In 2015, he came to Collegiate. To say that he’s made an impact is an understatement. The first year, he oversaw the development of the STEAM program, of which robotics is a pillar.
Its competition robot, created through a mentor-student partnership, was named D-Day and advanced to the FIRST (For Inspiration and Recognition of Science and Technology) world championship in St. Louis. Along the way, it won a slew of awards.
This year, the competition entry is named Overkill. It’s a 150-pound robot capable of pulling a 250-pound payload, grabbing and climbing a rope and lifting itself three feet off the ground, all within two seconds.
This past weekend, Overkill participated in the initial round of competition, the Chesapeake District Championship, at Churchland High School in Portsmouth. Saturday, it returns to action in the Central Virginia event at Deep Run High. If it qualifies, it advances to the district competition at VCU's Siegel Center and, ultimately, the world championship in St. Louis in late April.
Bartels teaches as he wished to be taught. He speaks softly, encourages, strives to find the best in each of his students and fosters collaboration.
"Mr. Bartels is a very creative person who is very supportive of a student or group of students who have a great idea,” said senior Grayson Richmond. "He’s willing to run himself into the ground for the robotics team, sporting an average of 3-5 hours of sleep a night and, towards the end of build season, stay at school past midnight on weekends and days off. His intense commitment to robotics and STEAM while bringing new people along for the ride shows how deeply he cares about preparing the next generation of scientists and engineers."
I visited Bartels one day during the initial phase of “build season.” At first glance, his classroom, SBS 105, appeared a messy array of technological gadgets and gizmos.
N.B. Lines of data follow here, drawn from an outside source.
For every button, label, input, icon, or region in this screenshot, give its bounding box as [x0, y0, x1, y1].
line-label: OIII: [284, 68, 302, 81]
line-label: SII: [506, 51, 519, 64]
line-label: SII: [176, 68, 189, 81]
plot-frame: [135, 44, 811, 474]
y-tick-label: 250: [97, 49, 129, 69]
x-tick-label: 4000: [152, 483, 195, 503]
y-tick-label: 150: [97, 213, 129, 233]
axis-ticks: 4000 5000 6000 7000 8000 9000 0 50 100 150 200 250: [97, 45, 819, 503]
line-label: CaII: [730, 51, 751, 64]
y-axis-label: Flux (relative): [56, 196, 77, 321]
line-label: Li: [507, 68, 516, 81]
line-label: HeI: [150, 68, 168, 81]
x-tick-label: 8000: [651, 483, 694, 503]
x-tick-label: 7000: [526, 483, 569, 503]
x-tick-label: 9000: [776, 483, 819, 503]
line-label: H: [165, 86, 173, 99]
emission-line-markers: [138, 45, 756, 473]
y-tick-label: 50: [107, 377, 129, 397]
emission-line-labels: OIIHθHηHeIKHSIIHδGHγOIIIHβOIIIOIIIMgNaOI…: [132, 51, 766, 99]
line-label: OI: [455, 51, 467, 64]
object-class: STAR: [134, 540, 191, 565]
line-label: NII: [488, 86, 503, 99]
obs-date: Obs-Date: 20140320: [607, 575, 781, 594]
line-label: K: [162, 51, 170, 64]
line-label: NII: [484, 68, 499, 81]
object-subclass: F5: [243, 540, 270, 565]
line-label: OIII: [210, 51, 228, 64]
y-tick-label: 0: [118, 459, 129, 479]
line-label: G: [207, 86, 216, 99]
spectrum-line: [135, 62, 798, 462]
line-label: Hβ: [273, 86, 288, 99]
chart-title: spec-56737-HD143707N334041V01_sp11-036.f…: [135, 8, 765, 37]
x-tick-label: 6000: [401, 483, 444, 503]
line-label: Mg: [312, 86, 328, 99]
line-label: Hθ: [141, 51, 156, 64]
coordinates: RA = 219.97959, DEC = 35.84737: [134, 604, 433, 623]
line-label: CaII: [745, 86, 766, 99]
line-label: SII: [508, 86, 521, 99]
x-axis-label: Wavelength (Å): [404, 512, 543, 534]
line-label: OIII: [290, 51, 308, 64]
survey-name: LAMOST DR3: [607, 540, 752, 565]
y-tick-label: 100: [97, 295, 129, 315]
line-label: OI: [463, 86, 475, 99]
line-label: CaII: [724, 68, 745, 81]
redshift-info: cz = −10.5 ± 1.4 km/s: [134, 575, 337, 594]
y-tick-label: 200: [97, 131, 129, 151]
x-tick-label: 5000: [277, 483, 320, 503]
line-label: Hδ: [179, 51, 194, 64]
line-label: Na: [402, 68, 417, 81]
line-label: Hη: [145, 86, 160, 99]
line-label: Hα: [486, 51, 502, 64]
Yet amidst the clutter, collegiality – both teacher/student and student/student – problem-solving and creative thinking were evident.
He fielded questions, gave instructions and offered advice. Mainly, he mentored, quietly guided, and, in essence, led from behind.
“I’m a co-learner,” he explained. “We work side-by-side. You can do lots of this by yourself, but ultimately you have to work as a team. It’s too much for one person. I like it when ideas are bubbling up inside. I know things are working really well when kids say, ‘What if…?’ and ‘Wow!’
“The first year (at Hanover), there were some kids that said, ‘I wish school could be like this.’ I reminded them that this is school. I could see the kids’ gears moving, thinking about that. Yeah, school can be pretty awesome.”